Toni L. Griffin, AIA
Toni Griffin, at 42, will ascend in June to the post of director of community development for the City of Newark. Her talent is much needed. New Jersey’s largest city faces a huge set of social, economic, and planning challenges as its hard-hitting mayor Cory Booker completes his first year in office.
Griffin is no stranger to the stresses and strains of public service. For five years (2000–’05) she worked concurrently as deputy director for neighborhood planning and revitalization planning in the Washington, D.C., Office of Planning then moved to the Anacostia (D.C.) Waterfront Corporation, where she was vice president of design. Prior to these roles, she was vice president for planning and tourism development in the Upper Manhattan Empowerment Zone Development Corporation.
I first saw Griffin in action in April 2007, at the Harvard Graduate School of Design (GSD), where she moderated a one-day workshop sponsored by the John L. Loeb Fellowship Program in which she, a former Loeb Fellow, dealt expertly with a group of 16 articulate but often fractious participants, with a polite but unbending hand, moving everyone to the end of a heavy agenda.
Before any of this, she cut her teeth at the Chicago office of Skidmore Owings & Merrill, which she joined in 1986, the year she earned her BArch from the University of Notre Dame. She worked there for 12 years, became an associate partner, and was asked to start up an SOM office in Detroit managing the General Motors World Headquarters project.
In the full text of this article (link below), Griffin shares the achievements she has found most satisfying during her career, including her vision for the future of Newark.
Mitchell Silver, PP, AICP
An award-winning planner and director of the Department of City Planning and Urban Design Center in Raleigh, N.C., since 2005, Mitchell Silver’s first professional degree was in architecture (from Pratt Institute) before pursuing his planning muse with a master’s in urban planning from Hunter College and a series of increasingly responsible positions, which, 22 years later at age 46, brought him to Raleigh.
On the way, he worked first as city planner in New York City’s Department of City Planning and later as an urban planning, design, and policy specialist before serving as director of the Northern Manhattan office of Manhattan Borough President (and one-time mayoral candidate) Ruth Messinger. Active in the American Planning Association (APA), he presided over the APA New York Chapter and, concerned about the status of minority practitioners, founded and chaired the committee for African American and Latino planners (later renamed the Committee for Ethnic and Cultural Diversity).
Silver has spent most of his career in public service, but between 1997 and 2001 he crossed to the private sector, where he was a project manager and partner in Abeles Phillips Preiss & Shapiro, Inc., a visionary New York-based regional planning firm where he played a key part in the successful development and redevelopment of towns across New York, New Jersey, Pennsylvania, and Connecticut.

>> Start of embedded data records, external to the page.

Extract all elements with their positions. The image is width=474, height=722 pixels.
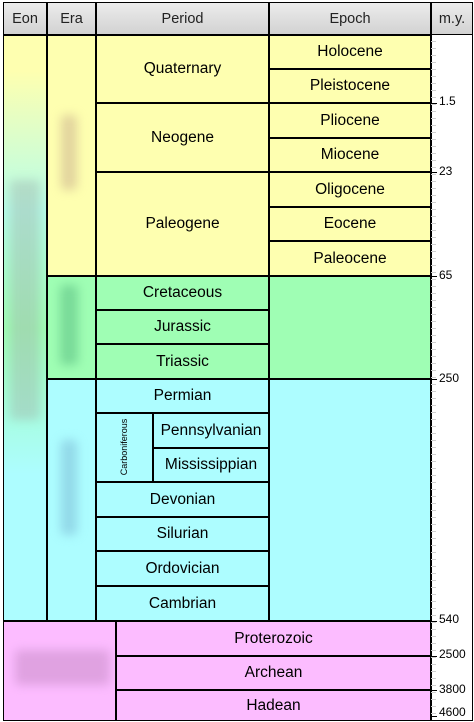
epoch-mesozoic-blank — [269, 276, 431, 379]
period-silurian: Silurian — [96, 517, 269, 551]
tick-mark — [431, 621, 437, 622]
tick-mark — [431, 276, 437, 277]
period-quaternary: Quaternary — [96, 35, 269, 103]
header-epoch: Epoch — [269, 2, 431, 35]
my-column — [431, 35, 473, 721]
period-pennsylvanian: Pennsylvanian — [153, 413, 269, 448]
period-cretaceous: Cretaceous — [96, 276, 269, 310]
eon-hadean: Hadean — [116, 690, 431, 721]
tick-label: 2500 — [439, 647, 466, 661]
period-devonian: Devonian — [96, 482, 269, 517]
header-era: Era — [47, 2, 96, 35]
epoch-holocene: Holocene — [269, 35, 431, 69]
tick-label: 3800 — [439, 682, 466, 696]
period-mississippian: Mississippian — [153, 448, 269, 482]
period-permian: Permian — [96, 379, 269, 413]
epoch-pleistocene: Pleistocene — [269, 69, 431, 103]
header-period: Period — [96, 2, 269, 35]
era-cenozoic-label-obscured — [61, 115, 77, 190]
period-ordovician: Ordovician — [96, 551, 269, 586]
period-cambrian: Cambrian — [96, 586, 269, 621]
carboniferous-label: Carboniferous — [119, 418, 129, 476]
period-paleogene: Paleogene — [96, 172, 269, 276]
tick-mark — [431, 379, 437, 380]
eon-archean: Archean — [116, 656, 431, 690]
period-neogene: Neogene — [96, 103, 269, 172]
period-triassic: Triassic — [96, 344, 269, 379]
epoch-miocene: Miocene — [269, 138, 431, 172]
tick-mark — [431, 716, 437, 717]
epoch-pliocene: Pliocene — [269, 103, 431, 138]
tick-mark — [431, 690, 437, 691]
epoch-oligocene: Oligocene — [269, 172, 431, 207]
header-my: m.y. — [431, 2, 473, 35]
epoch-paleozoic-blank — [269, 379, 431, 621]
era-paleozoic-label-obscured — [61, 440, 77, 535]
eon-label-obscured — [10, 180, 40, 420]
tick-mark — [431, 172, 437, 173]
tick-mark — [431, 103, 437, 104]
tick-label: 250 — [439, 371, 460, 385]
period-jurassic: Jurassic — [96, 310, 269, 344]
tick-label: 4600 — [439, 705, 466, 719]
tick-label: 1.5 — [439, 94, 456, 108]
tick-mark — [431, 656, 437, 657]
tick-label: 23 — [439, 164, 453, 178]
precambrian-label-obscured — [15, 650, 110, 685]
tick-label: 65 — [439, 268, 453, 282]
my-minor-ticks — [431, 35, 436, 721]
tick-label: 540 — [439, 612, 460, 626]
epoch-paleocene: Paleocene — [269, 241, 431, 276]
epoch-eocene: Eocene — [269, 207, 431, 241]
eon-proterozoic: Proterozoic — [116, 621, 431, 656]
period-carboniferous — [96, 413, 153, 482]
era-mesozoic-label-obscured — [60, 285, 78, 365]
header-eon: Eon — [3, 2, 47, 35]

He then gained firsthand experience running a public agency as business administrator of the North Jersey city of Irvington, overseeing day-to-day operations of a municipality that counted 8 departments and 600 employees. He served a brief term as deputy planning director of Washington, D.C., before moving to Raleigh.
All together, Silver has worked in more than 50 jurisdictions and is noted among his peers as a creative thinker and problem solver, having been in the midst of many cutting-edge trends and visionary plans, such as Harlem on the River and the recovery of neighborhoods in Philadelphia and Washington.
In the full-text article, he shares his views on planning and racial topics in his profession, where, as of 2004, a tiny 2.7 percent of self-identified planners were African American, compared to 2.2 percent Latino/Hispanic, 2.9 percent Asian, and 0.4 percent Native American. (The numbers are even lower when you count only certified planners.)